In this context, reported case numbers understate the reality, even as the total number is rising exponentially. Given this reality, some have suggested we should primarily track hospital admissions since this is generally a reliable indicator of serious disease (although COVID deniers are advocating ignoring the hospitalized with COVID and only counting the hospitalized for COVID).
Unfortunately, we now know that viral loads and hence transmission can be just as high in the asymptomatic – we cannot afford to lose track of the total number of cases.
A continuing unknown is the long-term effect of past infection. We do know that virus is found in many organs on autopsy; a trend likely exacerbated by Omicron as a result of its reduced ACE2/TMPRSS dependency. A 1/2/2022 University of Waterloo Canadian paper suggests that executive function is significantly affected during post-acute COVID-19 recovery, but we do not yet know what circumstances drive vulnerability to Long COVID-19, nor what types of infection cause it.
This is one of the big research questions that will take time to answer – to what extent does Omicron infection lead to various forms of Long COVID? What biological phenomena are driving the chronic symptoms? How many people will be affected, and for how long? What kind of symptoms will they have to endure?
It will take time to gather data to help us understand what’s going on.

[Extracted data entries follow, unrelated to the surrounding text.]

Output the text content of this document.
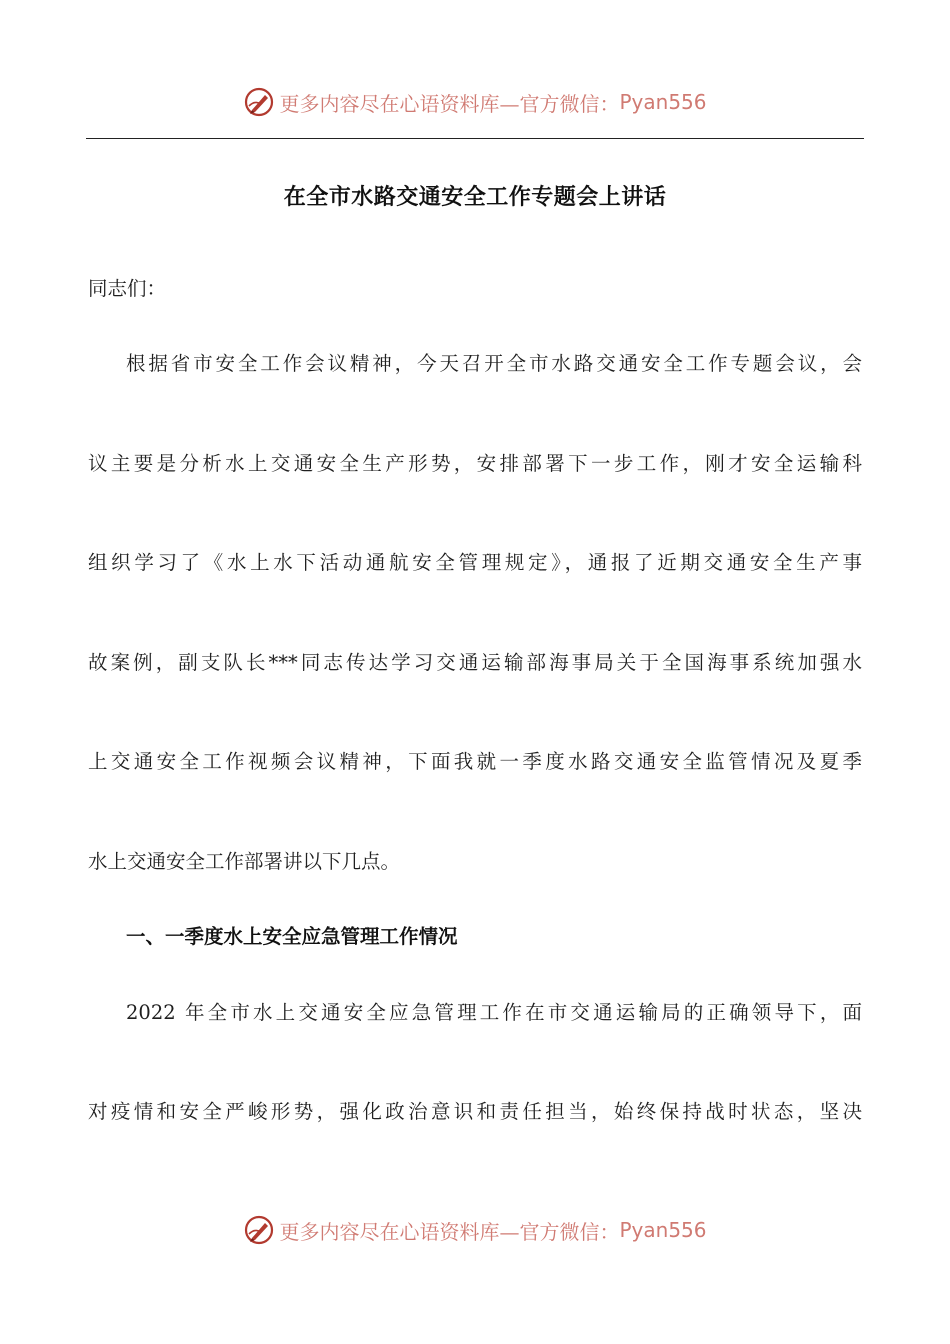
更多内容尽在心语资料库—官方微信： Pyan556
在全市水路交通安全工作专题会上讲话
同志们：
根据省市安全工作会议精神，今天召开全市水路交通安全工作专题会议，会
议主要是分析水上交通安全生产形势，安排部署下一步工作，刚才安全运输科
组织学习了《水上水下活动通航安全管理规定》，通报了近期交通安全生产事
故案例，副支队长***同志传达学习交通运输部海事局关于全国海事系统加强水
上交通安全工作视频会议精神，下面我就一季度水路交通安全监管情况及夏季
水上交通安全工作部署讲以下几点。
一、一季度水上安全应急管理工作情况
2022 年全市水上交通安全应急管理工作在市交通运输局的正确领导下，面
对疫情和安全严峻形势，强化政治意识和责任担当，始终保持战时状态，坚决
更多内容尽在心语资料库—官方微信： Pyan556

It has been 100 years since the devastating 1918-1921 Influenza pandemic. That avian H1N1 virus infected one-third of the global population, with nearly 5% mortality among younger adults. We have been fortunate that COVID-19 has had a relatively low mortality rate of 1-2%, but it is clear that 21st century travel and COVID-19 show that infection can spread quickly to more than just one third of the global population – by the time this pandemic is over, 70-80% of the global population will have been exposed, infected and/or vaccinated.

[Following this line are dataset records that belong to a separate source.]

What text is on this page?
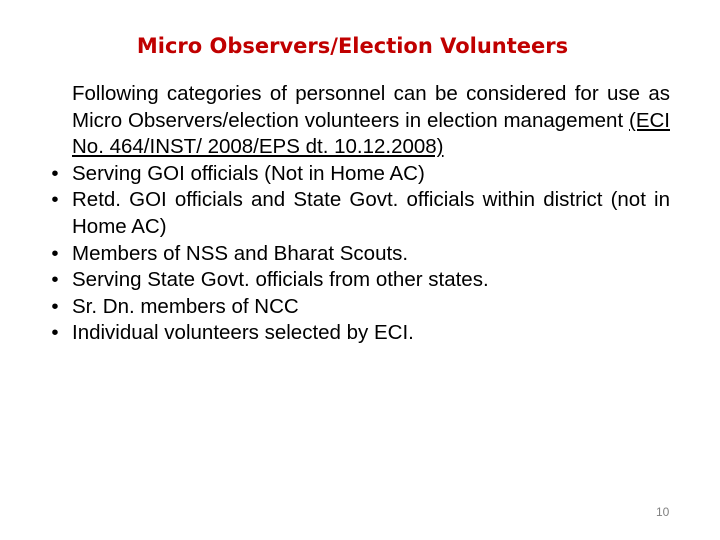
Micro Observers/Election Volunteers

Following categories of personnel can be considered for use as Micro Observers/election volunteers in election management (ECI No. 464/INST/ 2008/EPS dt. 10.12.2008)

• Serving GOI officials (Not in Home AC)
• Retd. GOI officials and State Govt. officials within district (not in Home AC)
• Members of NSS and Bharat Scouts.
• Serving State Govt. officials from other states.
• Sr. Dn. members of NCC
• Individual volunteers selected by ECI.
10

We have been negligent preparing for inevitable waves of epidemic infections. We have few effective viral therapies in hand. We are rapidly exhausting the antibiotics that have protected us from bacteria scourges for the past 70 years.
Given that it is highly unlikely that COVID-19 disappears, we are beginning the transition to an influenza-like endemic COVID: a continuing threat of more virulent mutation-fueled outbreaks driving ever-present danger to the respiratory impaired and those with compromised immunity.
The last 50 years have taught us that animal reservoir pathogens can mutate and spread without warning — we cannot allow ourselves to fall under the spell of complacency ever again.